Debt consolidation is exactly what it sounds like: you use one loan to pay off multiple loans, thus leaving you with a single monthly payment that is easier to manage.

Many people confuse debt consolidation and debt settlement. With consolidation, you’re paying all your debt in full, without any negative impact on your finances or credit score.

Conversely, debt settlement is when the lender agrees for you to pay less than what you owe, which can result in a negative impact on your credit.

Common Types of Debt Consolidation

There is more than one form of debt consolidation, all of which have distinct pros and cons:

  • Balance transfer credit card
  • Home equity line of credit or home equity loan
  • Personal loan

It’s imperative to learn more about each form of debt consolidation, as no two work in the exact same manner.

 

Balance Transfer Credit Card

If you have multiple credit cards with a balance, you can use a balance transfer offer to consolidate your debt.

Most balance transfer credit cards have a one to three percent fee, which is calculated by the total value of the debt you’re consolidating. For example, if you’re consolidating $20,000 in debt, a three percent fee equals $600.

Even with this fee, the ability to manage one credit card account and payment, as opposed to several, will make your life much easier.  

 

Home Equity Loan, Home Equity Line of Credit

With this, you’re using the equity in your home to consolidate your debt.
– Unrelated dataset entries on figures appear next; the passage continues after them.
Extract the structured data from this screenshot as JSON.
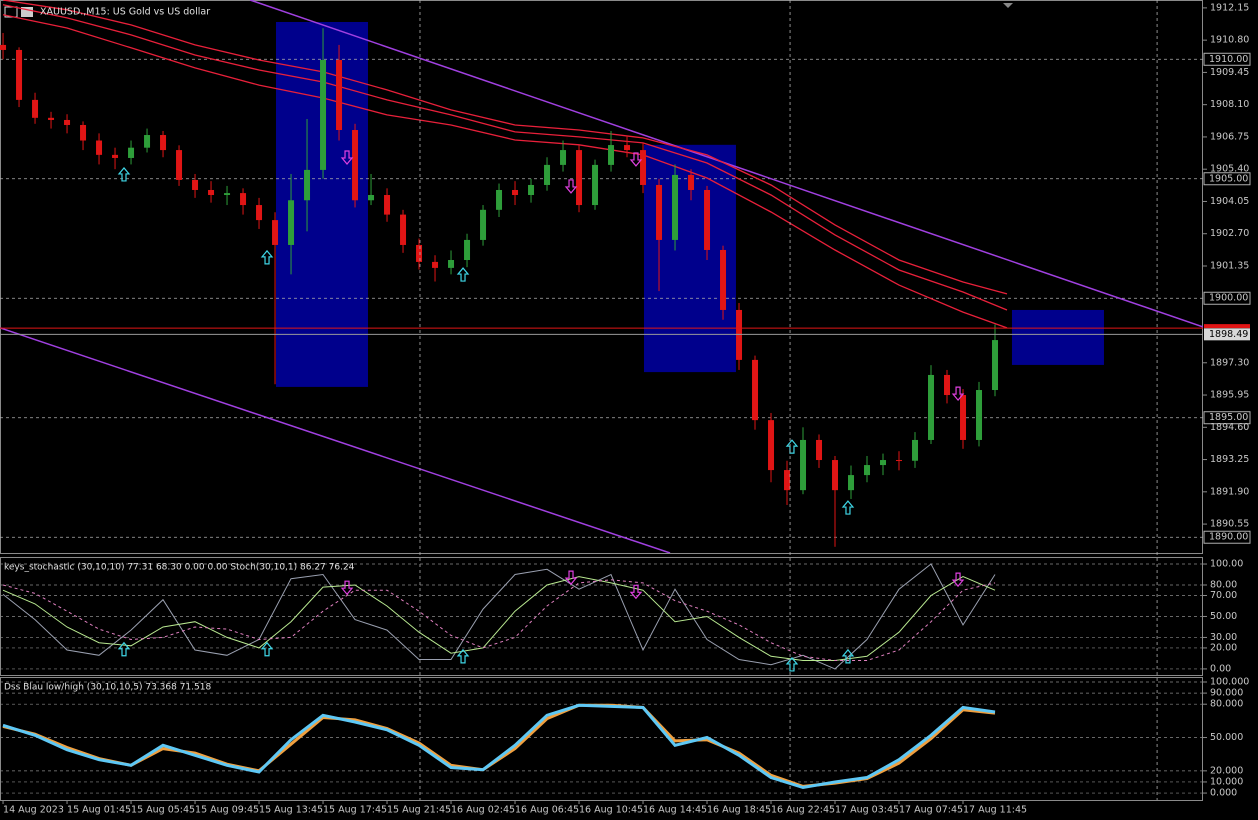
{
  "chart_data": [
    {
      "type": "candlestick",
      "title": "XAUUSD.,M15:  US Gold vs US dollar",
      "up_color": "#2e9e3a",
      "down_color": "#e01515",
      "x": [
        0,
        1,
        2,
        3,
        4,
        5,
        6,
        7,
        8,
        9,
        10,
        11,
        12,
        13,
        14,
        15,
        16,
        17,
        18,
        19,
        20,
        21,
        22,
        23,
        24,
        25,
        26,
        27,
        28,
        29,
        30,
        31,
        32,
        33,
        34,
        35,
        36,
        37,
        38,
        39,
        40,
        41,
        42,
        43,
        44,
        45,
        46,
        47,
        48,
        49,
        50,
        51,
        52,
        53,
        54,
        55,
        56,
        57,
        58,
        59,
        60,
        61,
        62
      ],
      "open": [
        1910.6,
        1910.39,
        1908.3,
        1907.55,
        1907.46,
        1907.25,
        1906.6,
        1906.0,
        1905.87,
        1906.3,
        1906.83,
        1906.2,
        1904.95,
        1904.53,
        1904.32,
        1904.4,
        1903.9,
        1903.27,
        1902.23,
        1904.1,
        1905.37,
        1909.97,
        1907.04,
        1904.1,
        1904.32,
        1903.5,
        1902.23,
        1901.52,
        1901.27,
        1901.6,
        1902.44,
        1903.7,
        1904.53,
        1904.32,
        1904.74,
        1905.58,
        1906.2,
        1903.9,
        1905.58,
        1906.41,
        1906.2,
        1904.74,
        1902.44,
        1905.16,
        1904.53,
        1902.02,
        1899.51,
        1897.42,
        1894.9,
        1892.81,
        1891.97,
        1894.07,
        1893.23,
        1891.97,
        1892.6,
        1893.02,
        1893.23,
        1893.2,
        1894.07,
        1896.79,
        1895.95,
        1894.07,
        1896.16
      ],
      "high": [
        1911.1,
        1910.5,
        1908.6,
        1907.8,
        1907.7,
        1907.4,
        1906.9,
        1906.3,
        1906.6,
        1907.1,
        1907.0,
        1906.4,
        1905.2,
        1904.9,
        1904.7,
        1904.6,
        1904.2,
        1903.6,
        1905.2,
        1907.5,
        1911.3,
        1910.6,
        1907.3,
        1905.2,
        1904.6,
        1903.7,
        1902.5,
        1901.8,
        1902.0,
        1902.7,
        1903.9,
        1904.8,
        1904.9,
        1905.0,
        1905.9,
        1906.6,
        1906.4,
        1905.8,
        1907.0,
        1906.8,
        1906.5,
        1905.0,
        1905.6,
        1905.4,
        1904.7,
        1902.2,
        1899.8,
        1897.6,
        1895.2,
        1893.2,
        1894.6,
        1894.3,
        1893.4,
        1893.0,
        1893.4,
        1893.5,
        1893.6,
        1894.4,
        1897.2,
        1897.0,
        1896.2,
        1896.5,
        1898.9
      ],
      "low": [
        1910.0,
        1908.0,
        1907.3,
        1907.1,
        1906.9,
        1906.2,
        1905.6,
        1905.4,
        1905.6,
        1906.1,
        1905.9,
        1904.7,
        1904.2,
        1904.0,
        1903.9,
        1903.5,
        1902.9,
        1896.4,
        1901.0,
        1902.8,
        1905.0,
        1906.6,
        1903.8,
        1903.9,
        1903.2,
        1901.9,
        1901.2,
        1900.7,
        1901.0,
        1901.3,
        1902.2,
        1903.4,
        1903.9,
        1904.0,
        1904.5,
        1905.3,
        1903.6,
        1903.7,
        1905.3,
        1905.9,
        1904.4,
        1900.3,
        1902.0,
        1904.1,
        1901.6,
        1899.1,
        1897.0,
        1894.5,
        1892.3,
        1891.35,
        1891.8,
        1892.9,
        1889.6,
        1891.6,
        1892.3,
        1892.6,
        1892.8,
        1892.9,
        1893.9,
        1895.6,
        1893.7,
        1893.8,
        1895.9
      ],
      "close": [
        1910.39,
        1908.3,
        1907.55,
        1907.46,
        1907.25,
        1906.6,
        1906.0,
        1905.87,
        1906.3,
        1906.83,
        1906.2,
        1904.95,
        1904.53,
        1904.32,
        1904.4,
        1903.9,
        1903.27,
        1902.23,
        1904.1,
        1905.37,
        1909.97,
        1907.04,
        1904.1,
        1904.32,
        1903.5,
        1902.23,
        1901.52,
        1901.27,
        1901.6,
        1902.44,
        1903.7,
        1904.53,
        1904.32,
        1904.74,
        1905.58,
        1906.2,
        1903.9,
        1905.58,
        1906.41,
        1906.2,
        1904.74,
        1902.44,
        1905.16,
        1904.53,
        1902.02,
        1899.51,
        1897.42,
        1894.9,
        1892.81,
        1891.97,
        1894.07,
        1893.23,
        1891.97,
        1892.6,
        1893.02,
        1893.23,
        1893.2,
        1894.07,
        1896.79,
        1895.95,
        1894.07,
        1896.16,
        1898.25
      ],
      "xlim": [
        -0.19,
        75
      ],
      "xticks": [
        {
          "value": 0,
          "label": "14 Aug 2023"
        },
        {
          "value": 4,
          "label": "15 Aug 01:45"
        },
        {
          "value": 8,
          "label": "15 Aug 05:45"
        },
        {
          "value": 12,
          "label": "15 Aug 09:45"
        },
        {
          "value": 16,
          "label": "15 Aug 13:45"
        },
        {
          "value": 20,
          "label": "15 Aug 17:45"
        },
        {
          "value": 24,
          "label": "15 Aug 21:45"
        },
        {
          "value": 28,
          "label": "16 Aug 02:45"
        },
        {
          "value": 32,
          "label": "16 Aug 06:45"
        },
        {
          "value": 36,
          "label": "16 Aug 10:45"
        },
        {
          "value": 40,
          "label": "16 Aug 14:45"
        },
        {
          "value": 44,
          "label": "16 Aug 18:45"
        },
        {
          "value": 48,
          "label": "16 Aug 22:45"
        },
        {
          "value": 52,
          "label": "17 Aug 03:45"
        },
        {
          "value": 56,
          "label": "17 Aug 07:45"
        },
        {
          "value": 60,
          "label": "17 Aug 11:45"
        }
      ],
      "xgrid": [
        26.06,
        49.19,
        72.13
      ],
      "ylim": [
        1889.34,
        1912.48
      ],
      "yticks": [
        1912.15,
        {
          "value": 1910.8,
          "label": "1910.80"
        },
        1909.45,
        {
          "value": 1908.1,
          "label": "1908.10"
        },
        1906.75,
        {
          "value": 1905.4,
          "label": "1905.40"
        },
        1904.05,
        {
          "value": 1902.7,
          "label": "1902.70"
        },
        1901.35,
        {
          "value": 1897.3,
          "label": "1897.30"
        },
        1895.95,
        {
          "value": 1894.6,
          "label": "1894.60"
        },
        1893.25,
        {
          "value": 1891.9,
          "label": "1891.90"
        },
        1890.55
      ],
      "levels": [
        {
          "value": 1910,
          "label": "1910.00"
        },
        {
          "value": 1905,
          "label": "1905.00"
        },
        {
          "value": 1900,
          "label": "1900.00"
        },
        {
          "value": 1895,
          "label": "1895.00"
        },
        {
          "value": 1890,
          "label": "1890.00"
        }
      ],
      "bid": {
        "value": 1898.49,
        "label": "1898.49"
      },
      "ask": 1898.75,
      "series": [
        {
          "color": "#e8203a",
          "x": [
            0,
            4,
            8,
            12,
            16,
            20,
            24,
            28,
            32,
            36,
            40,
            44,
            48,
            52,
            56,
            60,
            62.75
          ],
          "values": [
            1912.48,
            1912.07,
            1911.44,
            1910.6,
            1909.97,
            1909.47,
            1908.72,
            1907.88,
            1907.25,
            1907.04,
            1906.71,
            1906.0,
            1904.74,
            1903.07,
            1901.6,
            1900.68,
            1900.18
          ]
        },
        {
          "color": "#e8203a",
          "x": [
            0,
            4,
            8,
            12,
            16,
            20,
            24,
            28,
            32,
            36,
            40,
            44,
            48,
            52,
            56,
            60,
            62.75
          ],
          "values": [
            1912.28,
            1911.73,
            1911.02,
            1910.18,
            1909.55,
            1909.05,
            1908.3,
            1907.67,
            1906.96,
            1906.75,
            1906.5,
            1905.66,
            1904.32,
            1902.65,
            1901.18,
            1900.26,
            1899.51
          ]
        },
        {
          "color": "#e8203a",
          "x": [
            0,
            4,
            8,
            12,
            16,
            20,
            24,
            28,
            32,
            36,
            40,
            44,
            48,
            52,
            56,
            60,
            62.75
          ],
          "values": [
            1911.86,
            1911.31,
            1910.48,
            1909.64,
            1908.92,
            1908.38,
            1907.67,
            1907.25,
            1906.62,
            1906.42,
            1906.0,
            1905.03,
            1903.61,
            1902.02,
            1900.55,
            1899.42,
            1898.76
          ]
        }
      ],
      "trend_color": "#a040e0",
      "trendlines": [
        {
          "x": [
            15.44,
            75
          ],
          "y": [
            1912.48,
            1898.8
          ]
        },
        {
          "x": [
            -0.19,
            41.69
          ],
          "y": [
            1898.76,
            1889.34
          ]
        }
      ],
      "box_color": "#00008c",
      "boxes": [
        {
          "x": [
            17.06,
            22.81
          ],
          "y": [
            1911.56,
            1896.29
          ]
        },
        {
          "x": [
            40.06,
            45.81
          ],
          "y": [
            1906.42,
            1896.91
          ]
        },
        {
          "x": [
            63.06,
            68.81
          ],
          "y": [
            1899.51,
            1897.21
          ]
        }
      ],
      "signals_up": {
        "x": [
          7.56,
          16.5,
          28.75,
          49.31,
          52.81
        ],
        "y": [
          1905.16,
          1901.69,
          1900.97,
          1893.77,
          1891.22
        ]
      },
      "signals_down": {
        "x": [
          21.5,
          35.5,
          39.56,
          59.69
        ],
        "y": [
          1905.91,
          1904.7,
          1905.83,
          1896.03
        ]
      }
    },
    {
      "type": "line",
      "title": "keys_stochastic (30,10,10) 77.31 68.30 0.00 0.00 Stoch(30,10,1) 86.27 76.24",
      "ylim": [
        -5.8,
        106.7
      ],
      "yticks": [
        {
          "value": 100,
          "label": "100.00"
        },
        {
          "value": 80,
          "label": "80.00"
        },
        {
          "value": 70,
          "label": "70.00"
        },
        {
          "value": 50,
          "label": "50.00"
        },
        {
          "value": 30,
          "label": "30.00"
        },
        {
          "value": 20,
          "label": "20.00"
        },
        {
          "value": 0,
          "label": "0.00"
        }
      ],
      "series": [
        {
          "color": "#9aa0b0",
          "dash": false,
          "x": [
            0,
            2,
            4,
            6,
            8,
            10,
            12,
            14,
            16,
            18,
            20,
            22,
            24,
            26,
            28,
            30,
            32,
            34,
            36,
            38,
            40,
            42,
            44,
            46,
            48,
            50,
            52,
            54,
            56,
            58,
            60,
            62
          ],
          "values": [
            71,
            47,
            18,
            13,
            37,
            66,
            18,
            13,
            28,
            86,
            90,
            47,
            37,
            9,
            9,
            57,
            90,
            95,
            76,
            90,
            18,
            76,
            28,
            9,
            4,
            13,
            0,
            28,
            76,
            100,
            42,
            90
          ]
        },
        {
          "color": "#b8e890",
          "dash": false,
          "x": [
            0,
            2,
            4,
            6,
            8,
            10,
            12,
            14,
            16,
            18,
            20,
            22,
            24,
            26,
            28,
            30,
            32,
            34,
            36,
            38,
            40,
            42,
            44,
            46,
            48,
            50,
            52,
            54,
            56,
            58,
            60,
            62
          ],
          "values": [
            75,
            62,
            40,
            25,
            22,
            40,
            45,
            30,
            20,
            45,
            78,
            80,
            60,
            35,
            15,
            20,
            55,
            80,
            88,
            82,
            75,
            45,
            50,
            30,
            12,
            8,
            8,
            12,
            35,
            70,
            88,
            75
          ]
        },
        {
          "color": "#e080c0",
          "dash": true,
          "x": [
            0,
            2,
            4,
            6,
            8,
            10,
            12,
            14,
            16,
            18,
            20,
            22,
            24,
            26,
            28,
            30,
            32,
            34,
            36,
            38,
            40,
            42,
            44,
            46,
            48,
            50,
            52,
            54,
            56,
            58,
            60,
            62
          ],
          "values": [
            80,
            72,
            55,
            38,
            28,
            30,
            40,
            38,
            28,
            30,
            55,
            75,
            75,
            55,
            32,
            20,
            30,
            60,
            82,
            85,
            82,
            65,
            55,
            42,
            25,
            12,
            8,
            8,
            18,
            45,
            75,
            82
          ]
        }
      ],
      "signals_up": {
        "x": [
          7.56,
          16.5,
          28.75,
          49.31,
          52.81
        ],
        "y": [
          18.3,
          18.3,
          11.5,
          3.8,
          11.5
        ]
      },
      "signals_down": {
        "x": [
          21.5,
          35.5,
          39.56,
          59.69
        ],
        "y": [
          77.9,
          87.5,
          74,
          85.6
        ]
      }
    },
    {
      "type": "line",
      "title": "Dss Blau low/high (30,10,10,5) 73.368 71.518",
      "ylim": [
        -6.25,
        104.5
      ],
      "yticks": [
        {
          "value": 100,
          "label": "100.000"
        },
        {
          "value": 90,
          "label": "90.000"
        },
        {
          "value": 80,
          "label": "80.000"
        },
        {
          "value": 50,
          "label": "50.000"
        },
        {
          "value": 20,
          "label": "20.000"
        },
        {
          "value": 10,
          "label": "10.000"
        },
        {
          "value": 0,
          "label": "0.000"
        }
      ],
      "series": [
        {
          "color": "#f0a040",
          "dash": false,
          "width": 3,
          "x": [
            0,
            2,
            4,
            6,
            8,
            10,
            12,
            14,
            16,
            18,
            20,
            22,
            24,
            26,
            28,
            30,
            32,
            34,
            36,
            38,
            40,
            42,
            44,
            46,
            48,
            50,
            52,
            54,
            56,
            58,
            60,
            62
          ],
          "values": [
            60,
            53,
            41,
            31,
            25,
            40,
            36,
            26,
            20,
            44,
            68,
            66,
            58,
            45,
            25,
            21,
            40,
            67,
            79,
            79,
            77,
            47,
            48,
            36,
            16,
            6,
            9,
            13,
            27,
            49,
            75,
            72
          ]
        },
        {
          "color": "#5ec8f5",
          "dash": false,
          "width": 3,
          "x": [
            0,
            2,
            4,
            6,
            8,
            10,
            12,
            14,
            16,
            18,
            20,
            22,
            24,
            26,
            28,
            30,
            32,
            34,
            36,
            38,
            40,
            42,
            44,
            46,
            48,
            50,
            52,
            54,
            56,
            58,
            60,
            62
          ],
          "values": [
            61,
            52,
            39,
            30,
            25,
            43,
            34,
            25,
            19,
            48,
            70,
            64,
            57,
            43,
            23,
            21,
            43,
            70,
            79,
            78,
            77,
            43,
            50,
            34,
            14,
            5,
            10,
            14,
            30,
            52,
            77,
            73
          ]
        }
      ]
    }
  ]
}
Take for example someone with $50,000 in debt, spread across several credit cards and personal loans.

If you qualify for a $50,000 home equity loan or line of credit, you can use it to bring all your debt under one roof.
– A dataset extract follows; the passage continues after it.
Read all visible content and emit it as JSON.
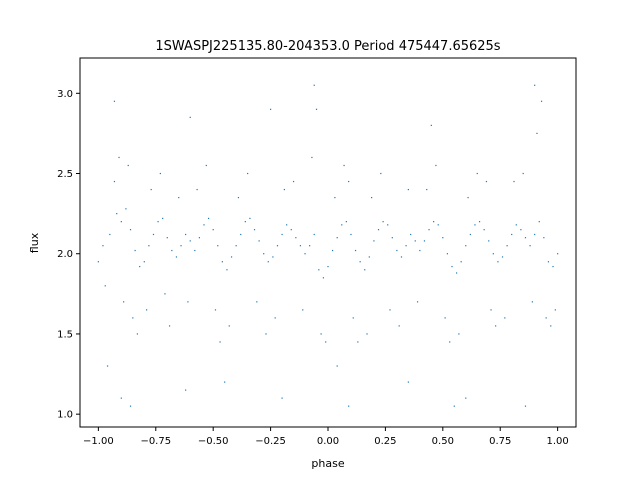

Not only does this help manage your debt, but it also saves you money on interest.

The primary downfall of this approach is that you’re putting your house up as collateral. If you don’t make payments as outlined in the terms and conditions, your home can be repossessed.

 

Personal Loan

A personal loan is an unsecured loan, meaning that no collateral (such as your home) is required.

Many people prefer this option because they aren’t taking any risk in regards to using a valuable asset as collateral.
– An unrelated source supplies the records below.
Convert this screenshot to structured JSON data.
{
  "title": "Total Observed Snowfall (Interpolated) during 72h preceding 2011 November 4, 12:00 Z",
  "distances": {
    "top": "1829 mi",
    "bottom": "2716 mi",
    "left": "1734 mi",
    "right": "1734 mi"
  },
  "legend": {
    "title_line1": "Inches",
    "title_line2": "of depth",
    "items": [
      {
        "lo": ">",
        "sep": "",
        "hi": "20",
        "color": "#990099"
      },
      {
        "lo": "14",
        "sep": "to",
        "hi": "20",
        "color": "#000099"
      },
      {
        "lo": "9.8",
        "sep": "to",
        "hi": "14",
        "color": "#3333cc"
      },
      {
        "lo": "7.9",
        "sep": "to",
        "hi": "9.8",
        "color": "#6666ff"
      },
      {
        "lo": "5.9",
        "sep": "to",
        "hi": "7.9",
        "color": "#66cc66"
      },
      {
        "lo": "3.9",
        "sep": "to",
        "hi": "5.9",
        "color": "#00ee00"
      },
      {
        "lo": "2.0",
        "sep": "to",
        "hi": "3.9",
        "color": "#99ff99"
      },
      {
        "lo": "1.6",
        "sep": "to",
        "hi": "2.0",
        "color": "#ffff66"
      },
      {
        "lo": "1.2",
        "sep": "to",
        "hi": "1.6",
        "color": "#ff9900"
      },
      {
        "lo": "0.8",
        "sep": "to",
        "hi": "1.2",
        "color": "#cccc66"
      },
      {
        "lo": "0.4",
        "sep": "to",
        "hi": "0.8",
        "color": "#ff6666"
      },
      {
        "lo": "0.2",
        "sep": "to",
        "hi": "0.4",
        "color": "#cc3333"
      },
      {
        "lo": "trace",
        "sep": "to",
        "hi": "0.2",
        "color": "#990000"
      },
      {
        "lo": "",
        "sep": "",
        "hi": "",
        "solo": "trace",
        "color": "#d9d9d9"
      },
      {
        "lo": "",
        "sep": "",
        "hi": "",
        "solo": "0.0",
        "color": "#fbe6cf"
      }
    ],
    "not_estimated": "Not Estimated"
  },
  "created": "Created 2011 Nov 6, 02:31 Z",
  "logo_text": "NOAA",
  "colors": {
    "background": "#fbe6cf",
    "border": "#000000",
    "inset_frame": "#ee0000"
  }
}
However, since there is no collateral in place, the lender is taking a bigger risk. This is why the interest rate associated with a personal loan is typically higher than a home equity loan.

Note: it’s more difficult to obtain an unsecured loan with poor or average credit, as lenders don’t want to take on a bigger risk of non-payment.  

 

A Positive Impact on Your Finances, Mindset

In an overall sense, there are three benefits of debt consolidation:

  • The ability to bring some or all of your debt under one roof
  • Opportunity to save money on monthly interest charges
  • Emotional relief, since you no longer have to track and manage multiple payments

If you’re bogged down by debt associated with multiple loans and/or credit cards, learn more about debt consolidation and the process you can follow to get started.

You may come to find that a balance transfer credit card, personal loan, or home equity loan is exactly what you need to regain control of your finances.